Note that in the above HTML code an area is defined for the applet to run in. This is done by specifying a width of 400 (pixels) and a height of 300. You are free to change these numbers. The applet will adapt the size of its drawing to the size of its assigned area.

How do I know if I should use the parameters "CheckIsoFreq" and "AFPInSmallest"?

You won't need them for any of the pentomino puzzles. If your puzle is more complex (has more pieces), chances are the solver won't find any solutions for a long time. If this is the case, choose the option "Update display manually" in the solver window. This shows you the pieces actually placed so far in the solution. You can refresh it by clicking the "Refresh" button. If you discover an uncovered area in the puzzle that cannot be filled and doesn't go away for a long time, you clearly need the CheckIsoFreq parameter. Start by setting it to 50 or so, and check again with "Update display manually". If necessary, lower the value of CheckIsoFreq. Sometimes the uncovered area that blocks things is the size of only one piece, and cannot be filled because that piece is already being used in another place. In that case you also need to set AFPInSmallest to true.

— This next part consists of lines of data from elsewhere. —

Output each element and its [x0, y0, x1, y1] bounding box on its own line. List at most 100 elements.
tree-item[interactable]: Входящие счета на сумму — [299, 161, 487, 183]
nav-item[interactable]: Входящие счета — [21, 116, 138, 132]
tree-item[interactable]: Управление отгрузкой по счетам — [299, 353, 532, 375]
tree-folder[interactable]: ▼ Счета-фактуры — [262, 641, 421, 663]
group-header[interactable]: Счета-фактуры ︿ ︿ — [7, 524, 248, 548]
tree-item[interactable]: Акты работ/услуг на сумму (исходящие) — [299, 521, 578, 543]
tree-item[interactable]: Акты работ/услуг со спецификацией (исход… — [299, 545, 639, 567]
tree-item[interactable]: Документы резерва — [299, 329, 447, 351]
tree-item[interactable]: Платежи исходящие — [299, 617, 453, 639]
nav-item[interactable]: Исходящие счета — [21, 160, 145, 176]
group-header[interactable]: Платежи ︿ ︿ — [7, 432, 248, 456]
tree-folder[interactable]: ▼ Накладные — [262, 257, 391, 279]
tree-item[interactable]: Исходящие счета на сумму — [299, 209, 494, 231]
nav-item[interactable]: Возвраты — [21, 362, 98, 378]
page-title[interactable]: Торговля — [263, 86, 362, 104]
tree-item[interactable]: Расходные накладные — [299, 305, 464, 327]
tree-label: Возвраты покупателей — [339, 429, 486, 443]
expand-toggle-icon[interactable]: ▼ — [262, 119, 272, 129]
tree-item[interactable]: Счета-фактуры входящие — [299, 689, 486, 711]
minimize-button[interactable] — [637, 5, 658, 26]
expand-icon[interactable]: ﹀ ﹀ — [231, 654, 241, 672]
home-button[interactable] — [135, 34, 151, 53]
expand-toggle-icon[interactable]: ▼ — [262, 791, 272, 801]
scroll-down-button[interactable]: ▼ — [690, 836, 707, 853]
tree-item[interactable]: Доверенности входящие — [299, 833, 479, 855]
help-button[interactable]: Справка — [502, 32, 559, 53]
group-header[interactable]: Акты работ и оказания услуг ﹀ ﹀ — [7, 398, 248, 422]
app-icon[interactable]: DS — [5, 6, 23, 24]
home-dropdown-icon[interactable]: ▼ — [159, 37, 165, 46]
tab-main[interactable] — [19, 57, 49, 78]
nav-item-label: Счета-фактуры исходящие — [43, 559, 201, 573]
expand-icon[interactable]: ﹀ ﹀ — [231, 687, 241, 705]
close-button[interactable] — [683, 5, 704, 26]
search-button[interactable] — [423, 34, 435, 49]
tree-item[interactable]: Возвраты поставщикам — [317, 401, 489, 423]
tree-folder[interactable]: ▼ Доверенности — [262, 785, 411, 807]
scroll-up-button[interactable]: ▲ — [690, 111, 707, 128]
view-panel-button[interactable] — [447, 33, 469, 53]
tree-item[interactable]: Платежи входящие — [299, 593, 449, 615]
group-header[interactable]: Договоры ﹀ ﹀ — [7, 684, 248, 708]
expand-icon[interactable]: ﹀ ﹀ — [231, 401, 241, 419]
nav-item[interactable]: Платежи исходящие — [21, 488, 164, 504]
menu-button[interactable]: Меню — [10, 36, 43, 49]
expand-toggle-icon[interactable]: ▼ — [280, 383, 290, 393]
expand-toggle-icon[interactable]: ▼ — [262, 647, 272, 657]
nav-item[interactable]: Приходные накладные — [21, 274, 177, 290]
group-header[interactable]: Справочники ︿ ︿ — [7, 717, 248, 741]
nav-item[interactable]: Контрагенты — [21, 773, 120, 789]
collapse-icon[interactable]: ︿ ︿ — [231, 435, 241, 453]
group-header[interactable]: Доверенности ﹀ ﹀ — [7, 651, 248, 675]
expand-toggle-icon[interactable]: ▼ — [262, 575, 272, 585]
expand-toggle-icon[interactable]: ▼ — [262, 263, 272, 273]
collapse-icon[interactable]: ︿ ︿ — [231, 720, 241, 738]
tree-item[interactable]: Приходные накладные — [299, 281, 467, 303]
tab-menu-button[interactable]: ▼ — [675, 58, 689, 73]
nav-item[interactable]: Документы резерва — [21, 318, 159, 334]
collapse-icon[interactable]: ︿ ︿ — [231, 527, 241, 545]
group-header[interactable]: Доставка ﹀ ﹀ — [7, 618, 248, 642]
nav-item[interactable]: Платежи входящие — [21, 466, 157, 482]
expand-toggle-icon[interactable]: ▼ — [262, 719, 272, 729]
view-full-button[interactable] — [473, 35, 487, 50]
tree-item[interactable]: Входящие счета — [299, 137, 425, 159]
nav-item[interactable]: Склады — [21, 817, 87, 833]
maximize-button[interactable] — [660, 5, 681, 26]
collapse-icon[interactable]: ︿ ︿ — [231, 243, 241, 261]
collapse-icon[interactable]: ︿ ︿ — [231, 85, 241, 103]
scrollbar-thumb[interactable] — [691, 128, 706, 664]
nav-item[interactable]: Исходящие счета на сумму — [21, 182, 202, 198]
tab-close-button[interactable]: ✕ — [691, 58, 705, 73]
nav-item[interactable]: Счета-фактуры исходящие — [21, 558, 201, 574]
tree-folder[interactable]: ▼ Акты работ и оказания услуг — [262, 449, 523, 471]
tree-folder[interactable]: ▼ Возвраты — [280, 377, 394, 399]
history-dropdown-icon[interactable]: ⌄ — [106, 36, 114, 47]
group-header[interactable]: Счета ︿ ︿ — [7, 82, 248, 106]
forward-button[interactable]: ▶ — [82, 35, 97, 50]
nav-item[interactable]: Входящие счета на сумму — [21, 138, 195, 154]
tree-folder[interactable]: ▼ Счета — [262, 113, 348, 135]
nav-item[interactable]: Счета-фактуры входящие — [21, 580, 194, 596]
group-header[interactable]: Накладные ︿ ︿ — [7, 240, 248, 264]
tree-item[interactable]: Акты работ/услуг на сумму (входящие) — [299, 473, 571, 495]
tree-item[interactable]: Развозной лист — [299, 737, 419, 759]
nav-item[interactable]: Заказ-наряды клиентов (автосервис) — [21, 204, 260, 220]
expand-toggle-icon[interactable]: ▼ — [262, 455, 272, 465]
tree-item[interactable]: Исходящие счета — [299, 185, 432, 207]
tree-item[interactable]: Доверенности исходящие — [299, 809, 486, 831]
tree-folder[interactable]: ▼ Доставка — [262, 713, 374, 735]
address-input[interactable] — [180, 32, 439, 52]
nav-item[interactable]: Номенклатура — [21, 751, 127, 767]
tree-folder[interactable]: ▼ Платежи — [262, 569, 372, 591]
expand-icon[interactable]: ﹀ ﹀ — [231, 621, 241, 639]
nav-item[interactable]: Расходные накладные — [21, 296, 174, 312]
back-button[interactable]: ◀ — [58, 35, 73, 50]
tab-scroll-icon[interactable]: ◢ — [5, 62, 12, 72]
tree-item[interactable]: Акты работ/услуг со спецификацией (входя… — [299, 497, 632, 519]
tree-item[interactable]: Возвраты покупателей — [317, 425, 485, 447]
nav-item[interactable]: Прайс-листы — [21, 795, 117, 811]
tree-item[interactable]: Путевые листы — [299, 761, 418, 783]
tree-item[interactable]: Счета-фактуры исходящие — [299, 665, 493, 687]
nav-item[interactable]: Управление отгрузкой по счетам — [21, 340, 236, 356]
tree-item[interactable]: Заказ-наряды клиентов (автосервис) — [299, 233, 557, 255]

Note that setting CheckIsoFreq to 1 and AFPInSmallest to false is a bad choice: if CheckIsoFreq is 1 you might just as well set AFPInSmallest to true, because the extra procesing time is used anyway.

Where can I find more examples of puzzle definitions?

Check out these files: RunP59.html and RunP66.html. The former contains definitions of the pentomino and tetromino pieces; the latter defines the 35 hexominoes.

Be aware that not all of the puzzle definition files on my site are good examples; as a matter of fact many still use an obsolete format of the puzzle definition syntax, which has been replaced by the format described here.